Actually, I entirely agree with that last point. Because we have also had, since I last visited this topic, the result of District Judge David Cheung’s request for a timeline of the prosecution which had arrived in his court earlier this year.
According to HKFP’s intrepid reporter, he summarised the result as follows: “Cheung said police spent three months investigating the case, while the Department of Justice used two years and three months to give legal advice.”
Just in case you weren’t listening carefully I’ll repeat the most interesting part of that: “the Department of Justice used two years and three months to give legal advice.” What? No analysis of hours of video, no missing street cameras, no extended and detailed investigations? Nope. The police did their thing in three months.
The Department of Justice operated at a speed which beggars belief. It took them longer to produce an opinion than many writers consume over a book. George Simenon could have written two novels in that time. Precocious babies who were born when the file hit some government lawyer’s in-tray were talking and walking by the time it had crossed the desk to the out-tray.
The remaining two and a half years still unaccounted for were, I presume, consumed waiting for a court and a judge to be available. This shortage was entirely predictable and – thanks to the Department of Justice’s contribution – the government had two years to tackle the problem, which it did not.

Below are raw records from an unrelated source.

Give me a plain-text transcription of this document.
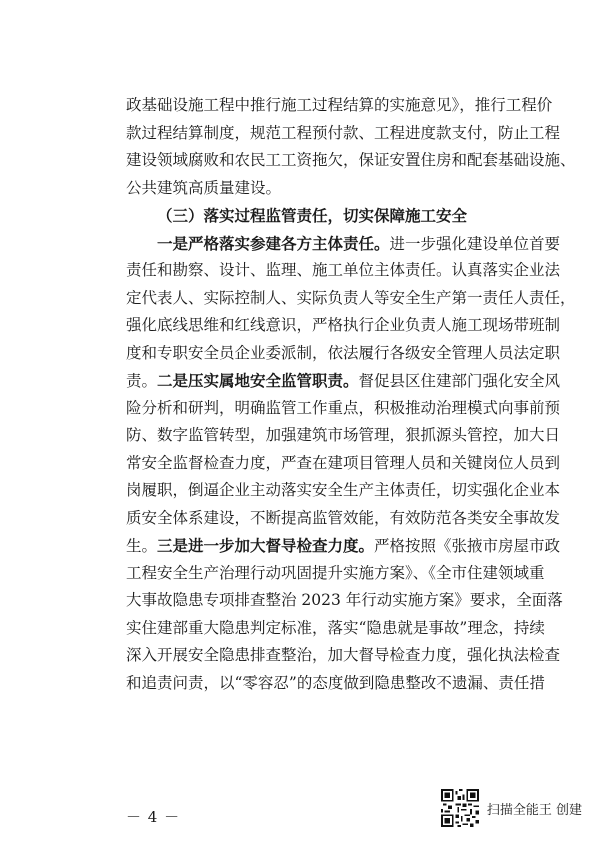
政基础设施工程中推行施工过程结算的实施意见》，推行工程价
款过程结算制度，规范工程预付款、工程进度款支付，防止工程
建设领域腐败和农民工工资拖欠，保证安置住房和配套基础设施、
公共建筑高质量建设。
（三）落实过程监管责任，切实保障施工安全
一是严格落实参建各方主体责任。进一步强化建设单位首要
责任和勘察、设计、监理、施工单位主体责任。认真落实企业法
定代表人、实际控制人、实际负责人等安全生产第一责任人责任，
强化底线思维和红线意识，严格执行企业负责人施工现场带班制
度和专职安全员企业委派制，依法履行各级安全管理人员法定职
责。二是压实属地安全监管职责。督促县区住建部门强化安全风
险分析和研判，明确监管工作重点，积极推动治理模式向事前预
防、数字监管转型，加强建筑市场管理，狠抓源头管控，加大日
常安全监督检查力度，严查在建项目管理人员和关键岗位人员到
岗履职，倒逼企业主动落实安全生产主体责任，切实强化企业本
质安全体系建设，不断提高监管效能，有效防范各类安全事故发
生。三是进一步加大督导检查力度。严格按照《张掖市房屋市政
工程安全生产治理行动巩固提升实施方案》、《全市住建领域重
大事故隐患专项排查整治 2023 年行动实施方案》要求，全面落
实住建部重大隐患判定标准，落实“隐患就是事故”理念，持续
深入开展安全隐患排查整治，加大督导检查力度，强化执法检查
和追责问责，以“零容忍”的态度做到隐患整改不遗漏、责任措
－ 4 －	扫描全能王 创建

Now look, the issue of unreasonable delays in proceedings is not a matter on which mediaeval lawyers had the last say and it is not a simple matter of saying that justice must take its course, even if it takes time. This is a matter of human rights on which there are international standards. Human rights instruments often include the requirement that trials should not be unreasonably delayed, and – if they do not – this is usually inferred anyway from the more fundamental obligation to provide a fair trial.
There will always be cases where this is difficult for good reasons. The British system managed to get some rioters into court in a matter of days recently. On the other hand the trials ensuing from the investigation of the Grenfell Tower fire in 2017 will not start until next year, about which there have been some bitter complaints. The public inquiry was put first.
But the principle is that defendants are entitled – i.e. not allowed to hope for, but entitled – to a speedy trial unless there are good reasons for delay and the case is so important that a bad trial is better than no trial at all. Otherwise the remedy is, and should be, to drop the case altogether.
If the government cannot bring itself to stop the flow of cases and leave some pounds of flesh uncollected, then there really needs to be some serious thought about how we can stop the whole saga from running uncontrollably into the next decade.
In the old days, Hong Kong magistrates’ courts had a way of handling hawking offences in bulk. The day’s crop of suspects would be lined up at the back of the court. The clerk would read out their names and announce that these defendants would be fined HK$10 if they pleaded guilty, which of course they all did.
I suppose many of our 7,000 waiting suspects would be quite happy to be invited to plead guilty before a magistrate, whose sentencing powers are much less than those of a district court judge. That would overload the prison system so we may also need to revive some alternative punishments. The Italian government has built a camp in Albania which the courts will not allow it to use for asylum seekers. Bring back transportation?